The board of trustees has also been reinforced with the appointment of Sam Jackson, Executive Vice President, Global Classics and Jazz at Universal Music Group, and Jim Benner, Global Music Lead at War Child and Children in Conflict. Sam and Jim join Judah Armani, Cliff Fluet, Silvia Montello and Stephen Swift who joined last year.

Following the charity’s extensive emergency support of over 19,000 musicians throughout the pandemic, Help Musicians is working to grow its reach even further in the coming years. These new appointments will help the charity maximise its opportunities and reach through more diverse trustee experience and building new relationships with artists, such as Karine, who share its aims and ethos. 

Bob Shennan, Director of Audio at BBC Studios, said: It’s a great honour to take over as chair of Help Musicians at the start of its second century. In the post-pandemic U.K the purpose and value of this wonderful organisation has never been clearer nor more needed.”

James Ainscough, Chief Executive at Help Musicians, said: We’re so pleased to welcome these wonderfully talented individuals to amplify the charity’s voice and guide our ambitious plans for the future of Help Musicians. Music creators all over the UK are in a transitional period following the Covid restrictions; many are rebuilding their careers whilst some are having to start again and others are facing new challenges altogether. We’re here to support them in crisis and opportunity and having a diverse board of trustees and ambassadors is vital to reaching them and ensuring we provide the right support at the right time.”

Sam Jackson, EVP of Global Classics and Jazz at Universal Music Group, said: It is a great privilege to be joining the board of Help Musicians. The charity’s dynamism, drive, and determination to support an ever-growing range of musicians is both inspiring and undeniably necessary, after such a tough couple of years for so many. We need to be championing the role of music in society – and that starts with enabling and empowering the music-makers themselves. Nowhere is this better embodied than at Help Musicians”

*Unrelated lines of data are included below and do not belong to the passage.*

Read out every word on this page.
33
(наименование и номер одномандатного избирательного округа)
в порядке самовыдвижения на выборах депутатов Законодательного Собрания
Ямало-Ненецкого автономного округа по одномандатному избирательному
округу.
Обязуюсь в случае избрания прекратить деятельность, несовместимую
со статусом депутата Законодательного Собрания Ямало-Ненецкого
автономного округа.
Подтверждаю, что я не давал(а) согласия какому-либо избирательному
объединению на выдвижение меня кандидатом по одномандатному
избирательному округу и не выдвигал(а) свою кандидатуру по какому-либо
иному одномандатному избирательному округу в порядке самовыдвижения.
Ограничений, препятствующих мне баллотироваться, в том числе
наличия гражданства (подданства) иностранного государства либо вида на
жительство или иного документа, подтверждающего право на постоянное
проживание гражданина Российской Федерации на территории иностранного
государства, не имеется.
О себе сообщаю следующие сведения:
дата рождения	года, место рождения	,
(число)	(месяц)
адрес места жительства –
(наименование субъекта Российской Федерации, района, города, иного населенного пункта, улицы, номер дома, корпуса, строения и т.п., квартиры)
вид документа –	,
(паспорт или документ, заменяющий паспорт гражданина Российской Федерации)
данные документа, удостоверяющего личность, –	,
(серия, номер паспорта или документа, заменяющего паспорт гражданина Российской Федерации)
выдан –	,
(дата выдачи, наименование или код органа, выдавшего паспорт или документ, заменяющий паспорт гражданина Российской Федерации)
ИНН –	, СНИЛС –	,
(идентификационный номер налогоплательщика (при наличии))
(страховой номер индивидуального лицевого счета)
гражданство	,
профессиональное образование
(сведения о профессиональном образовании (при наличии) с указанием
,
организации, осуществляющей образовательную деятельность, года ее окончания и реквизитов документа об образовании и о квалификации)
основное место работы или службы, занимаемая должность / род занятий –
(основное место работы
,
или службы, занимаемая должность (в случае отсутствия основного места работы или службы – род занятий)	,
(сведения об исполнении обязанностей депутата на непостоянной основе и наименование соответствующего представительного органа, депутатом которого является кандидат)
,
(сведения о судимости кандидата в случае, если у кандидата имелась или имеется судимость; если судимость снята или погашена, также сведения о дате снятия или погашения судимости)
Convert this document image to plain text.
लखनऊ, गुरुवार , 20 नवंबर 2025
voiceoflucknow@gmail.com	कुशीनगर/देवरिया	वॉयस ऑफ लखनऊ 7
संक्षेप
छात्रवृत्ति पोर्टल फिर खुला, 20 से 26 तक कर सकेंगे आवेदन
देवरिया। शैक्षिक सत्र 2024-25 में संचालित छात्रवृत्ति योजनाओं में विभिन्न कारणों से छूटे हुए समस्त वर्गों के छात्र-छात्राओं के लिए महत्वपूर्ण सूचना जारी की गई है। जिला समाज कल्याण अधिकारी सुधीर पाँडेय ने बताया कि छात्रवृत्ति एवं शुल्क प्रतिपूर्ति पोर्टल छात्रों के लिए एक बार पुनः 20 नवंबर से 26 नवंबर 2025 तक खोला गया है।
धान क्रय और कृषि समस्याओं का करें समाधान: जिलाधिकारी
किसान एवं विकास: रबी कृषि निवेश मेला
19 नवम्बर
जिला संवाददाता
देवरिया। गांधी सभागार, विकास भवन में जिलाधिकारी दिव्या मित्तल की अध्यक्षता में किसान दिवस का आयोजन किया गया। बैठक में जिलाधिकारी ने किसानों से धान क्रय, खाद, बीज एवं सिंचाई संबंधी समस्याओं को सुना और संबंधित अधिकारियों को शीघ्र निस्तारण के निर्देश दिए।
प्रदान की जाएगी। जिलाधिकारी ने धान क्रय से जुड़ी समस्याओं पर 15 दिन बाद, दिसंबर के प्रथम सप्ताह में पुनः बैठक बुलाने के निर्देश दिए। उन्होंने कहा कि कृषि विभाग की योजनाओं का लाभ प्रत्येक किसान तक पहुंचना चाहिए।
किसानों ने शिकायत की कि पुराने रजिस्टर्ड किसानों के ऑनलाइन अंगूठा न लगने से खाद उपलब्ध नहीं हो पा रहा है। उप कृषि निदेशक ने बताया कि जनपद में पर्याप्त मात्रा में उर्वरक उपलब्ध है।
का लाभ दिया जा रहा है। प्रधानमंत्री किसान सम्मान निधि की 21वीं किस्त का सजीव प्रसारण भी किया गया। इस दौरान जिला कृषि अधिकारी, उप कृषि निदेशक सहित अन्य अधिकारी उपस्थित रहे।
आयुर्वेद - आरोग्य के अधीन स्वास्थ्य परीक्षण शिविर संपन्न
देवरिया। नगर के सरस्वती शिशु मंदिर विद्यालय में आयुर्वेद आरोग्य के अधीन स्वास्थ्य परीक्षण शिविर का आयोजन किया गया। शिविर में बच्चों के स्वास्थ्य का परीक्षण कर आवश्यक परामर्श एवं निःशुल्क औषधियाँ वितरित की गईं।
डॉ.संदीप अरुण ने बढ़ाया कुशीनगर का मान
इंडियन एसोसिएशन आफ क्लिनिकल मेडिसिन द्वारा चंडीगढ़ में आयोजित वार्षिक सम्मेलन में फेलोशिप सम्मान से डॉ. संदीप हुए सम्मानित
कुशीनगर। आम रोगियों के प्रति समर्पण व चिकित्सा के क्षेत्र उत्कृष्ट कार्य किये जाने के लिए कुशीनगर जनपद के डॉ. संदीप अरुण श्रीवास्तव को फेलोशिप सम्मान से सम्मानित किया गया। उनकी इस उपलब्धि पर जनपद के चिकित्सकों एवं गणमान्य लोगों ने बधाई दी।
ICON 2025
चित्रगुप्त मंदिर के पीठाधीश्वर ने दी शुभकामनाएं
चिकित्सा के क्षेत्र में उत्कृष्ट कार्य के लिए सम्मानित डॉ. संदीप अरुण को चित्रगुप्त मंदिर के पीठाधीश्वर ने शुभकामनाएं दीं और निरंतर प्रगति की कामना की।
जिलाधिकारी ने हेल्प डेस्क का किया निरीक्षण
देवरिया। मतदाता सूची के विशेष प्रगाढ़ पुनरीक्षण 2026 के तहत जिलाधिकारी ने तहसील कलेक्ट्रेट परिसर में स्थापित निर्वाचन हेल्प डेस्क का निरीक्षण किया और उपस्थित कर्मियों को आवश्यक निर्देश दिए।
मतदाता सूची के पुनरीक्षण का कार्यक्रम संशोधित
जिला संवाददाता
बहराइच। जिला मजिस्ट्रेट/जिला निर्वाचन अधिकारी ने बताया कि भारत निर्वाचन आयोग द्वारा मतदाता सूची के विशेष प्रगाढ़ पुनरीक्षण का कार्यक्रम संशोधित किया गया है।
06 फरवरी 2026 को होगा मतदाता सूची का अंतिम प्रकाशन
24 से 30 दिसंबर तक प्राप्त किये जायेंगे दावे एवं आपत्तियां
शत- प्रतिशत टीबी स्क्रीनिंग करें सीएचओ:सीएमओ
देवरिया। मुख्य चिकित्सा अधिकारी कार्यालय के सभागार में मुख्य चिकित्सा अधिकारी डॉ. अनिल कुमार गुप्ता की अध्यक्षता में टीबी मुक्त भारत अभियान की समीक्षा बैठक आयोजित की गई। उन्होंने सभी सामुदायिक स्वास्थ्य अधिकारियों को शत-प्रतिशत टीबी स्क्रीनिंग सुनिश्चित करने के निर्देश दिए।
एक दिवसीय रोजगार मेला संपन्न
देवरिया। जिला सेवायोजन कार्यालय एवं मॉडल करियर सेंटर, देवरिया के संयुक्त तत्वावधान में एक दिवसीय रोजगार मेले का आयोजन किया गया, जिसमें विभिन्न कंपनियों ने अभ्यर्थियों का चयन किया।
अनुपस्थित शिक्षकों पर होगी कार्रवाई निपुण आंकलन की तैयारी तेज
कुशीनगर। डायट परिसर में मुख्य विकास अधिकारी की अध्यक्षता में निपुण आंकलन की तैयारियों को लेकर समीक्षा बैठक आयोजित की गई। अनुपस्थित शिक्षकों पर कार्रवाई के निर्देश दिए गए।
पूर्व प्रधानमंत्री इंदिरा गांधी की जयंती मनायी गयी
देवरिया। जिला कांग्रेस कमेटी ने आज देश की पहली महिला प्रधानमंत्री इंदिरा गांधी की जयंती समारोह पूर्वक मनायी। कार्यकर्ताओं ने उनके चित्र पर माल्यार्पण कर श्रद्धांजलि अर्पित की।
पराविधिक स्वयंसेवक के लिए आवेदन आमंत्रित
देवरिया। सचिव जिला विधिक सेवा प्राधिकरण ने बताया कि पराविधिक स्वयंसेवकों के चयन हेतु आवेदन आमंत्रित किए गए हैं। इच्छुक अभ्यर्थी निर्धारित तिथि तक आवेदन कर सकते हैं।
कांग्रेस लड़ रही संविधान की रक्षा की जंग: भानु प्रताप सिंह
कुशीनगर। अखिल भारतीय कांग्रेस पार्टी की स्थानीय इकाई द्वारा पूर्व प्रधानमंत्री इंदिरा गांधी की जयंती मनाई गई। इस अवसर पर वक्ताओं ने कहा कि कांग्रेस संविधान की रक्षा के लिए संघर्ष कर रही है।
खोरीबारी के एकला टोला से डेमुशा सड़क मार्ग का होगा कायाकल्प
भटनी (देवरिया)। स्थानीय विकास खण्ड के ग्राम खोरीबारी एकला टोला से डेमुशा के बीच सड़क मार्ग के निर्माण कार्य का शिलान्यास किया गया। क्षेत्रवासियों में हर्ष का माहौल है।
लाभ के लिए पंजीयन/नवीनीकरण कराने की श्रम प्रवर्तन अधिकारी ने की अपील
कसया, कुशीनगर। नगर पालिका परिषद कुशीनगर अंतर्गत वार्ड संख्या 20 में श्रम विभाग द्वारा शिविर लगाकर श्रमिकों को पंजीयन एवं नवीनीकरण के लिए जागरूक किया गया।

Jim Benner, Global Music Lead at War Child and Children in Conflict: I feel that music is the greatest art form. I’ve been lucky enough to spend most of my working life in and around music and its makers and I owe a huge debt of gratitude towards them. Help Musicians is a vital organisation, purpose-built to ensure that musicians get the help they need when times get tough. I’m honoured to be joining this incredible team of people.”

Karine Polwart said: A career in music can be precarious at the best of times, especially for freelance workers. But the past couple of years have been particularly stressful and insecure for musicians, both financially and emotionally. Many of my pals and peers have received financial support from the charity – but the organisation offers much more than this – I’m keen to spread the word about the wide support that’s available through the charity, and to ensure its distributed fairly and equitably, and meets the needs of musicians. I’m delighted to advocate for it within this new role.”